Abstract

An oblique crustal section on the southwestern Seward Peninsula, Alaska, exposes polydeformed, polymetamorphosed rocks that record extensional thinning of the crust in the Late Cretaceous. The rocks experienced an early (M1a) high-pressure/low-temperature metamorphism (pumpellyite-actinolite facies in the upper part of the section; blueschist facies at deeper structural levels) followed by a reenschist-facies overprint (M1b) and accompanied by D1 deformation. A second deformational event, D2, is responsible for the prominent, gently dipping foliation, northwest-southeast–trending stretching lineations, and abundant recumbent isoclinal folds throughout the section. Metamorphism during D2 (M2) varied from extremely low-grade at the shallowest structural levels to upper amphibolite- to granulite-facies within the Kigluaik gneiss dome. Apatite fission-track ages from the shallowest structural levels indicate that cooling below ∼120 °C took place at ca. 70–100 Ma, during the same time span as high-grade metamorphism and pluton intrusion at depth.
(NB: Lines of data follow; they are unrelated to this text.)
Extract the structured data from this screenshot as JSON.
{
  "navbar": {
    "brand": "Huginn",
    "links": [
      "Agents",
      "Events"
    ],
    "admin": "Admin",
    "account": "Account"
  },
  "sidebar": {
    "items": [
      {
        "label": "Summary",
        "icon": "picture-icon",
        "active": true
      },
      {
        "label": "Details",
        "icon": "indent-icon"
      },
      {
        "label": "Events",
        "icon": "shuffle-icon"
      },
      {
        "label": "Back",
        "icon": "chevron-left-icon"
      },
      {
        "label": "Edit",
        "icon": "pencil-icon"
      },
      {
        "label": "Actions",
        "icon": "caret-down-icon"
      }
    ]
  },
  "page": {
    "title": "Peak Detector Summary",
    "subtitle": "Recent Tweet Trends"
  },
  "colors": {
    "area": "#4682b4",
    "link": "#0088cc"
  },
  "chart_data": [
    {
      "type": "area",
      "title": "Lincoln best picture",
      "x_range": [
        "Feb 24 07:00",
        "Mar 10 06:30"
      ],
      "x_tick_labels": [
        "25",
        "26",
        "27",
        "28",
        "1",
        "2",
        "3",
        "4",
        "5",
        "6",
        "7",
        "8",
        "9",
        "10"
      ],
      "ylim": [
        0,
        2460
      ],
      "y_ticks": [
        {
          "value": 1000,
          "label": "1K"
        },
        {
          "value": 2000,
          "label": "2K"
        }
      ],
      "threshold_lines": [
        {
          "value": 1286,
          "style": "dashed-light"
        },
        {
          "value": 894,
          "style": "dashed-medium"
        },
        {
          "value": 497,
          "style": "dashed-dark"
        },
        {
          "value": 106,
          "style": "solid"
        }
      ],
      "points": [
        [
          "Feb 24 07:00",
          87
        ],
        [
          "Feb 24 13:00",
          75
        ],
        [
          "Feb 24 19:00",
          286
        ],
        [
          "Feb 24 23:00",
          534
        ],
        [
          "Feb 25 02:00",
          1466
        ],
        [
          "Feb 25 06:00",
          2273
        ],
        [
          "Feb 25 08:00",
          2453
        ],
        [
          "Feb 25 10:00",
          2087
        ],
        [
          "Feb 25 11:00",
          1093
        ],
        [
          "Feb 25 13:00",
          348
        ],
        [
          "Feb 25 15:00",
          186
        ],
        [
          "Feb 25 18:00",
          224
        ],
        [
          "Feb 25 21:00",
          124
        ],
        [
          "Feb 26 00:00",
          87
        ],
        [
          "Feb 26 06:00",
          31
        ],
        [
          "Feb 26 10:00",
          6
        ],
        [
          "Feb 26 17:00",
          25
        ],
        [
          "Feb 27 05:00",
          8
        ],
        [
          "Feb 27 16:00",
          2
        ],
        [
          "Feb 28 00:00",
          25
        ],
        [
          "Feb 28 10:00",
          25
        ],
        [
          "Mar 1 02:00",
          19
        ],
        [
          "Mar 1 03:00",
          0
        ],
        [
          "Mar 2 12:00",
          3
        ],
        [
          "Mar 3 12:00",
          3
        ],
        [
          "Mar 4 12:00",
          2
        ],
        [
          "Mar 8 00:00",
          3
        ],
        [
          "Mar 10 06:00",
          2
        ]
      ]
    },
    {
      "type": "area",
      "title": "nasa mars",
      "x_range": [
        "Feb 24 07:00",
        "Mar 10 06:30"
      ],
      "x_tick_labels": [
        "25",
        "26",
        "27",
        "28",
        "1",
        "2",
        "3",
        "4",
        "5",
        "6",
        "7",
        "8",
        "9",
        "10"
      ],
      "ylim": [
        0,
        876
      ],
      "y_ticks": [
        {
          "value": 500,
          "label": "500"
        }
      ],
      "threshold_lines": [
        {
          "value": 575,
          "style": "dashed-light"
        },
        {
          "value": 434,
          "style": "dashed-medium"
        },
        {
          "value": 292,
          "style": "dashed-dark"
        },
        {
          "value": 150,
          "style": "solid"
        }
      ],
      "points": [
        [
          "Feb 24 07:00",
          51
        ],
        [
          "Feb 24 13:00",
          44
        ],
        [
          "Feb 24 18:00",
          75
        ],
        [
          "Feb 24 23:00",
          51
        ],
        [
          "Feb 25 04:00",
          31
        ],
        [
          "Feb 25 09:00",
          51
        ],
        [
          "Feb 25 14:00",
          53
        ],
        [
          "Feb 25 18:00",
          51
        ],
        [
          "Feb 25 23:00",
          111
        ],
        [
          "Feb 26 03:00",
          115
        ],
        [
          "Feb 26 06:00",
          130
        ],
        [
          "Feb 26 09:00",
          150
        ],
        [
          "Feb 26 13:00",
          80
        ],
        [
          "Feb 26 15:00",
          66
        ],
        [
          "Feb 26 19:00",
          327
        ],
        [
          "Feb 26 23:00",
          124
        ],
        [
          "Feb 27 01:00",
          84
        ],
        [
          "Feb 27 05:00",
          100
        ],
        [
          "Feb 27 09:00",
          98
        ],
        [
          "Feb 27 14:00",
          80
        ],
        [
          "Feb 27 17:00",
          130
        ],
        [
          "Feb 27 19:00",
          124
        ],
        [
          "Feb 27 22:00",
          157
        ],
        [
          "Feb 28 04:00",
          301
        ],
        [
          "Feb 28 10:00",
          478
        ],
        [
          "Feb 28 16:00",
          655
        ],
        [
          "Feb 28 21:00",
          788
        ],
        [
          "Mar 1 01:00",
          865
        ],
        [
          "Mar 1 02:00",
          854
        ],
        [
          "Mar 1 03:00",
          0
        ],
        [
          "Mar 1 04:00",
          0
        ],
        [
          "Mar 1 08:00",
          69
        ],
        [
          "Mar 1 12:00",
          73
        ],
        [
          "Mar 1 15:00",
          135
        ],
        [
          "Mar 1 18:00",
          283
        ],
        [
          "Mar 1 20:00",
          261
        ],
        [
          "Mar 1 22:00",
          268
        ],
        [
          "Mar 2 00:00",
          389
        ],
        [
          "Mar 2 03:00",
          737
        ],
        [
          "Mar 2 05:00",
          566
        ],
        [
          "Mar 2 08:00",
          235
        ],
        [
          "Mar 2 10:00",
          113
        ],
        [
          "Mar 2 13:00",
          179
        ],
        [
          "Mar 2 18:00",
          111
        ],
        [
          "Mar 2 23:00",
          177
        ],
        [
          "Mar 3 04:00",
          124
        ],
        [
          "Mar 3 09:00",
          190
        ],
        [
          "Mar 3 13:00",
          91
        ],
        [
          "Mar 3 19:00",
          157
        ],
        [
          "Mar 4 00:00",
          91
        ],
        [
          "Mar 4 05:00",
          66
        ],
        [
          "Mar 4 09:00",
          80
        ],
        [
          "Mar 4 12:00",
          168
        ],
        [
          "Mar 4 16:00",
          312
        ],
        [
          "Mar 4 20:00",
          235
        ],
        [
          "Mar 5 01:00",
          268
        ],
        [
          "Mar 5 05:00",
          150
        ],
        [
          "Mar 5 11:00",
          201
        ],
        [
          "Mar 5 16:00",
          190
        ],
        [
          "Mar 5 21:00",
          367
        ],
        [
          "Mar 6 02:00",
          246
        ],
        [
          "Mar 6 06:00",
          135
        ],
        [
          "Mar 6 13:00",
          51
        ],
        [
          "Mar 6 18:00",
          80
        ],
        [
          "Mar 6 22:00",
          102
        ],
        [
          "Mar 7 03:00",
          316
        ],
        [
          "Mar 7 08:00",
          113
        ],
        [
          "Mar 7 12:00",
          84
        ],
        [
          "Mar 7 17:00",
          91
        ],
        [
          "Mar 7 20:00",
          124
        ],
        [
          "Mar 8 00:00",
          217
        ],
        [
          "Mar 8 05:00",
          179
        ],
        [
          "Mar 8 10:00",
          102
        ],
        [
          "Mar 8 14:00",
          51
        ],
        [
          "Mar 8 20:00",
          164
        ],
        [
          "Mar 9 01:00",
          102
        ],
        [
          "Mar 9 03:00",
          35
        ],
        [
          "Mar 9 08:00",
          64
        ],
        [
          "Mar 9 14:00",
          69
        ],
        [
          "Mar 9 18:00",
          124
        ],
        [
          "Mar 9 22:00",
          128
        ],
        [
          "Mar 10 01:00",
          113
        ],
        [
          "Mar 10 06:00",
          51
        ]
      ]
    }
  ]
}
Significant vertical attenuation of the crustal section apparently took place during D2 deformation, resulting in close spacing of both M1a and M2 isograds and overall thinning of the crust. This extensional deformation played an important role in the exhumation of the blueschist-facies rocks but may have followed an earlier period of partial erosional unroofing of these rocks.